Une femme dans la quarantaine s’approcha, un tablier ceint autour de la taille, un torchon sur l’épaule droite.

— Bonjour, bienvenue chez Lilia. Que pouvons-nous faire pour rendre votre séjour agréable ? Je me nomme Aulde, je suis la propriétaire des lieux.

Britess défit les lanières qui maintenaient son imperméable fermé. Elle digéra l’information. Lilia devait être morte…

— Qu’est devenue Lilia ?

— Dame Lilia a décidé de repartir à l’aventure, vers le nouveau continent, à l’ouest. Vous la connaissiez ? s’enquit l’aubergiste en arrangea son chignon, des épingles coincées entre ses dents.

— J’ai travaillé ici… J’avais six ans quand j’ai débuté et…

— Britess ?

La femme noire retint sa respiration, vérifiant que personne ne prêtait attention à la conversation. Aucun danger : ce côté de la salle principale était vide.

— Oui.

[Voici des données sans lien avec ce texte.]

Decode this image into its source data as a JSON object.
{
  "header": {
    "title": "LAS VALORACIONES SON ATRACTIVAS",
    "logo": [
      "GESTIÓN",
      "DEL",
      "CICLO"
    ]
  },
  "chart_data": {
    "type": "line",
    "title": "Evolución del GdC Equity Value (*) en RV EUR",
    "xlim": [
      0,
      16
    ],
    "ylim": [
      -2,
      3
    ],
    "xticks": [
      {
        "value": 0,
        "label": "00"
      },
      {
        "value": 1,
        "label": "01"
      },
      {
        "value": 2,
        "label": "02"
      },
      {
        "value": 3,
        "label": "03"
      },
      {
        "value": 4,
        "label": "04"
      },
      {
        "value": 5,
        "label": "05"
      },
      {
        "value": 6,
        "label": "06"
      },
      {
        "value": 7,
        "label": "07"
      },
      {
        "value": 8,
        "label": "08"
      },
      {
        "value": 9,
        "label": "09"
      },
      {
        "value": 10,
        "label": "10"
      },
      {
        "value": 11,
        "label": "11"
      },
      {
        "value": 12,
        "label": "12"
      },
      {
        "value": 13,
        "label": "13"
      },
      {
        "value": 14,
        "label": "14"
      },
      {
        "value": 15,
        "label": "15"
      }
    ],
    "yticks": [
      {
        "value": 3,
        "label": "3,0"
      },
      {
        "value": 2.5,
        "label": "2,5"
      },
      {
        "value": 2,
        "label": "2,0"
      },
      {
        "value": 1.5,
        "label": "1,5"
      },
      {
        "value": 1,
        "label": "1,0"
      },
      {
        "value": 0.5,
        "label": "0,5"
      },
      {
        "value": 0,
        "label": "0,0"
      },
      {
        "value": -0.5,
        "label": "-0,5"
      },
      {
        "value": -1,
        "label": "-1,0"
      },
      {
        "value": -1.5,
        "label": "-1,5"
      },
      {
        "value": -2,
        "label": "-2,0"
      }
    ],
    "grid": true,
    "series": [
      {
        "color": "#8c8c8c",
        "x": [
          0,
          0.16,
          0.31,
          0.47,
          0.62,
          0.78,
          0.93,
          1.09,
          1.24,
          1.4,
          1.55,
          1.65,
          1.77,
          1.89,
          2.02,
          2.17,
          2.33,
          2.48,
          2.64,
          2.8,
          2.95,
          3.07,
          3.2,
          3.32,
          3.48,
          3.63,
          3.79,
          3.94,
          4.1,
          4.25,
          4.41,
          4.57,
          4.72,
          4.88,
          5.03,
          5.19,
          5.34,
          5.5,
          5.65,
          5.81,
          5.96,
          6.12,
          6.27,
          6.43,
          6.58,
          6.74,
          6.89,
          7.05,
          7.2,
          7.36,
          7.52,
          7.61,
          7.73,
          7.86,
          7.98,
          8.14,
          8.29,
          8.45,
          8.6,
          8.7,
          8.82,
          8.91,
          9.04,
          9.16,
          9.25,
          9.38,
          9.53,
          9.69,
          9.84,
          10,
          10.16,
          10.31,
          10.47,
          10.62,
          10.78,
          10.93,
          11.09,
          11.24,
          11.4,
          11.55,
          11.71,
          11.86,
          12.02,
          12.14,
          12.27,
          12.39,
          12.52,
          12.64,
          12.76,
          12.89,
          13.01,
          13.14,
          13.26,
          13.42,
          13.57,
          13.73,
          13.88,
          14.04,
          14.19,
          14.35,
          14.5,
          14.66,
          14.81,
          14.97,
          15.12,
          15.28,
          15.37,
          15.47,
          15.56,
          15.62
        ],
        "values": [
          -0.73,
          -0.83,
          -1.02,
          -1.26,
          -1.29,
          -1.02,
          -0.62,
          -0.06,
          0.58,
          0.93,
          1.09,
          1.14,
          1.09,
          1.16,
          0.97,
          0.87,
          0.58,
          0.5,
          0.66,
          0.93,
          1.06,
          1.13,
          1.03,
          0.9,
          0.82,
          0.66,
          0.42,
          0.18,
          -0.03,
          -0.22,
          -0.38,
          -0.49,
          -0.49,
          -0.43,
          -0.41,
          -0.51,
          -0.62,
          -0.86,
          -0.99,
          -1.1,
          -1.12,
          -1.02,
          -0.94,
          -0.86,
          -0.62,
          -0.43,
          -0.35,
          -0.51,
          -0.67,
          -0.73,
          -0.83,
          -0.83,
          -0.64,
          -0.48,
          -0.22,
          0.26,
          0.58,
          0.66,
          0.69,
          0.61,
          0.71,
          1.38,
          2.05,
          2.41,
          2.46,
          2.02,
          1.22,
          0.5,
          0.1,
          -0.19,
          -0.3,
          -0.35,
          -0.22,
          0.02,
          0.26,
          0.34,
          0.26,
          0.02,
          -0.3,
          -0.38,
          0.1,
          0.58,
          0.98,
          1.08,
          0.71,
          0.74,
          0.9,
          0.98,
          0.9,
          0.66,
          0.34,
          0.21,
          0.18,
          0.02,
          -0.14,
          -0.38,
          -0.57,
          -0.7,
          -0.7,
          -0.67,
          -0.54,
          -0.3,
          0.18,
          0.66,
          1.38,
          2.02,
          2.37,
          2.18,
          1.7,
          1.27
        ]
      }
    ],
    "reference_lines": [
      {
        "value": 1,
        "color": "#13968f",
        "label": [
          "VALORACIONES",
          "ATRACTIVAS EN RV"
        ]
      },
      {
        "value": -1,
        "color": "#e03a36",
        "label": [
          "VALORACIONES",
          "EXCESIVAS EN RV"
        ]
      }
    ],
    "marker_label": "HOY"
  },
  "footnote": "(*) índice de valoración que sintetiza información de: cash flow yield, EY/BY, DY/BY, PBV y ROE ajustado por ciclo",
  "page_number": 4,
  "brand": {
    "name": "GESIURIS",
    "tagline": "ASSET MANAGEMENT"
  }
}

Mais je vous demanderai d’être plus discrète.

— Veuillez me pardonner ! J’ai souvent entendu parler de vous, du malheur qui a frappé les vôtres et de votre disparition…

L’aubergiste se frottait les mains l’une contre l’autre pour se donner de la contenance. De la peur ? De la surprise ?

De la méfiance.

— Ne me considérez plus comme cette personne. Il y a longtemps que je ne suis plus cette enfant ni l’adolescente qui a quitté l’auberge pour vivre des aventures. J’ai besoin d’une chambre. J’ai de quoi payer.

— Lilia a laissé un petit quelque chose pour vous. Elle sentait que vous étiez vivante et qu’un jour vous pourriez revenir. Venez avec moi.

La patronne précéda l’ancienne serveuse vers la réserve, à l’arrière du bar. Elle s’approcha d’une porte au bois finement sculpté, s’effaça et avec un geste élégant du bras lui tendit un trousseau de clés.

Britess connaissait les quartiers de Lilia pour y avoir dormi, enfant, lors de terreurs nocturnes. Elle savait parfaitement qu’une clé était inutile. Elle enfonça le minuscule renflement, invisible pour celui qui n’en connaissait pas l’usage. Un déclic.

Aulde se détendit :

— Britess Frédrikburg. Soyez la bienvenue chez vous.